Denver Post: Honor Great Schools, Not Great Scores
Lost amid the jumble of misguided ideas from today's purveyors of education policy is a simple truth: Given opportunity and support, children learn. When those opportunities are strong and plentiful, children thrive. When opportunities are limited or denied, children suffer.
This basic truth is ignored when we narrowly focus on test scores. At best, testing can focus instruction on helping students learn something important. At worst, testing and test-preparation are substituted for meaningful learning. In either case, the reality is that testing is not teaching, and our intense focus on test-based policies has diverted our attention and our resources from the key task of ensuring that all children are given robust opportunities to learn.
Test scores have played an oversized role in measuring school quality, even though they provide only limited insight. The real measure of a "good school" is how it strives to provide enriched learning opportunities for all of its children — especially those who have fewer resources outside the school walls.
There are plentiful rankings and rewards for schools based on test-score achievement and other simple outcome measures, and these narrow recognitions inevitably leave out deserving schools, particularly those serving less advantaged communities.

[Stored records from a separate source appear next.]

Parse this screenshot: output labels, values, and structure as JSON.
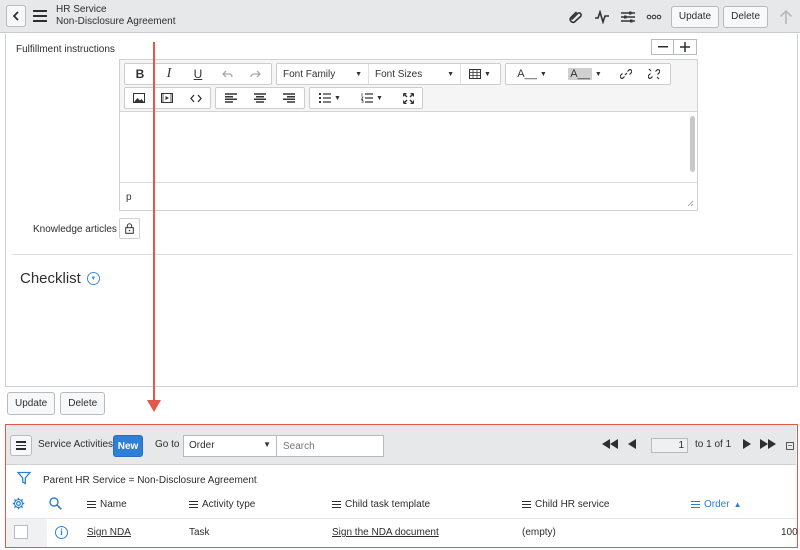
{
  "header": {
    "title": "HR Service",
    "subtitle": "Non-Disclosure Agreement",
    "update_label": "Update",
    "delete_label": "Delete"
  },
  "form": {
    "fulfillment_label": "Fulfillment instructions",
    "editor": {
      "font_family": "Font Family",
      "font_sizes": "Font Sizes",
      "status_path": "p"
    },
    "knowledge_label": "Knowledge articles",
    "checklist_title": "Checklist"
  },
  "bottom_buttons": {
    "update_label": "Update",
    "delete_label": "Delete"
  },
  "related_list": {
    "title": "Service Activities",
    "new_label": "New",
    "goto_label": "Go to",
    "goto_value": "Order",
    "search_placeholder": "Search",
    "page_value": "1",
    "page_total": "to 1 of 1",
    "filter_text": "Parent HR Service = Non-Disclosure Agreement",
    "columns": [
      "Name",
      "Activity type",
      "Child task template",
      "Child HR service",
      "Order"
    ],
    "rows": [
      {
        "name": "Sign NDA",
        "activity_type": "Task",
        "child_task_template": "Sign the NDA document",
        "child_hr_service": "(empty)",
        "order": "100"
      }
    ]
  },
  "colors": {
    "accent": "#2e7fd6",
    "highlight": "#e2584b"
  }
}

These outcome-based rankings fail to publicize those schools that are going above and beyond to close opportunity gaps. By ignoring these exemplars, we all miss out on a chance to learn from the best.

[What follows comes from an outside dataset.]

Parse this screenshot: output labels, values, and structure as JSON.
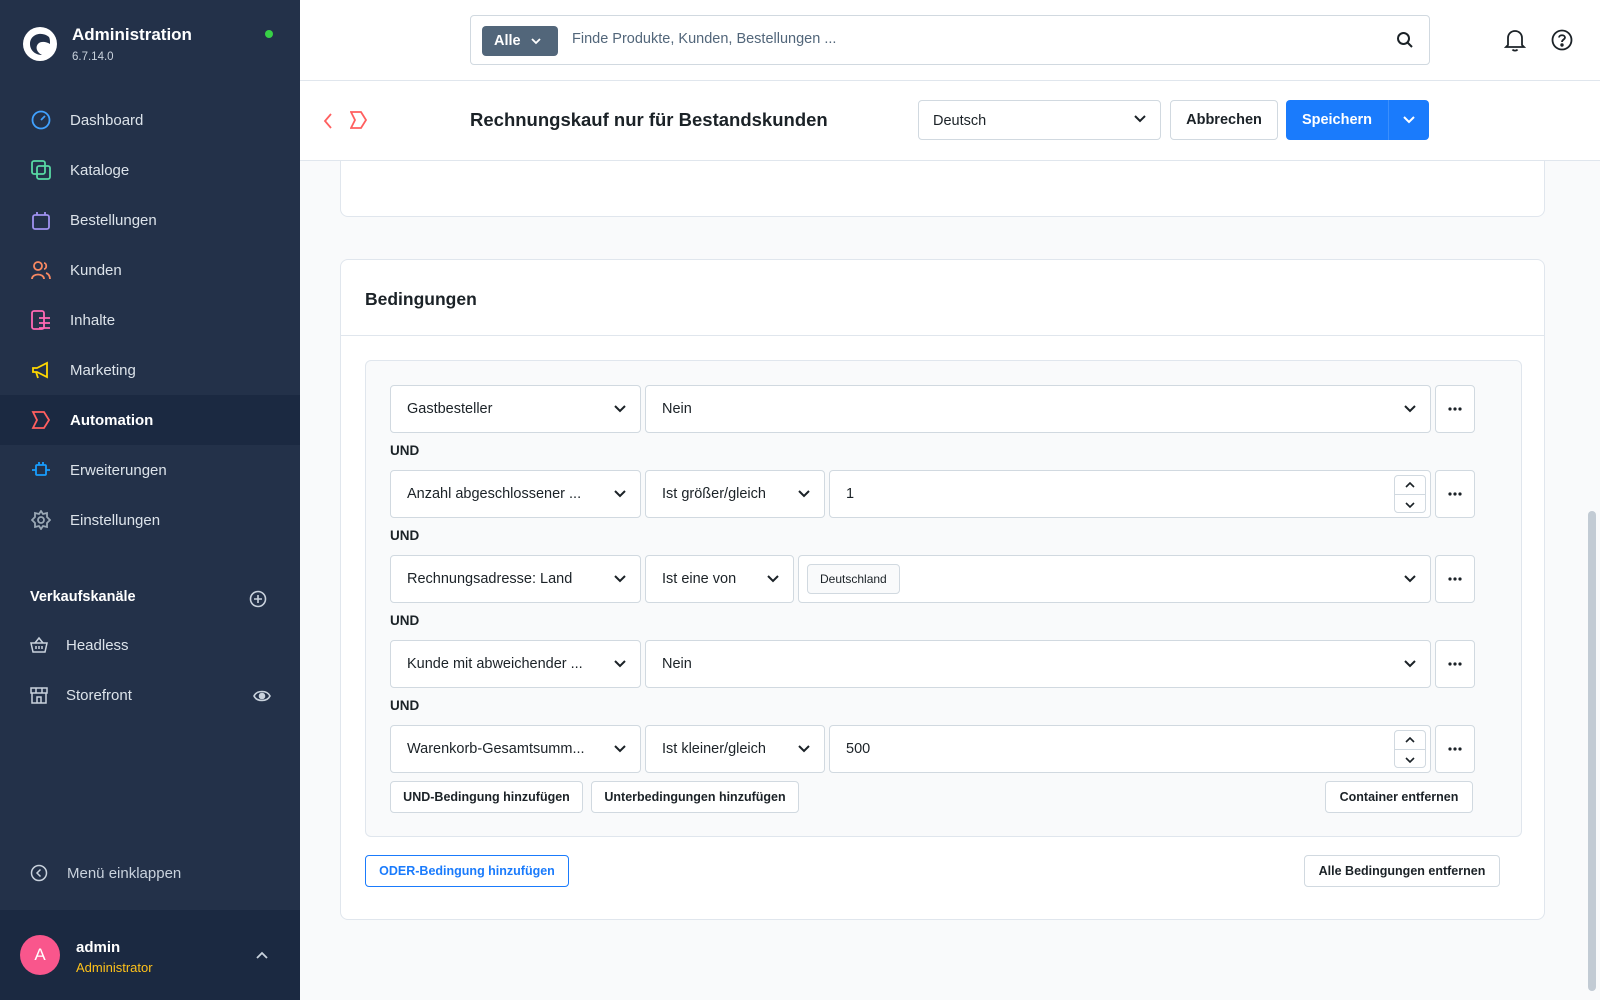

The best way for any school to improve achievement over time is to close gaps in opportunities. Accordingly, we launched a new project called Schools of Opportunity, which will recognize public high schools that engage in research-based practices shown to be effective in making schools excellent and equitable. This project will highlight effective practices that other schools can emulate, and it will honor the great work of educators in those schools. During this pilot year, the recognized high schools will hail from either Colorado or New York; next year, schools throughout the entire nation will be eligible.
As we set about creating this new project, we were faced with a series of questions about what makes a great school. For our primary criteria, we turned to research about how opportunity gaps are created and how they can be closed. We ultimately arrived at a list of 11 research-based practices that we ask applicants to take into account. We ask, for instance, about creating and maintaining a healthy school culture, about ending disparities in learning opportunities created by ability grouping, and about building on the strengths of students whose first language is not English.
We also ask our applicants to tell us about additional approaches they are using. Thorough, rich descriptions of these recognized schools will, we think, help change the conversation about what makes an excellent school. (Nominations can be made through Dec. 1 at opportunitygap.org.)
Very high test scores are certainly desirable. But such scores are most likely to arise from a school's ability to enroll students who have abundant opportunities to learn outside of school. A school's quality can therefore only truly be appreciated if we look beyond the narrow test score focus or the counting of AP test-takers.
When we adopt this larger vision, we can see a constellation of wonderful exemplars of what we want our schools to be and what we want learning to be. For the sake of our students, it is time we change the conversation about school quality.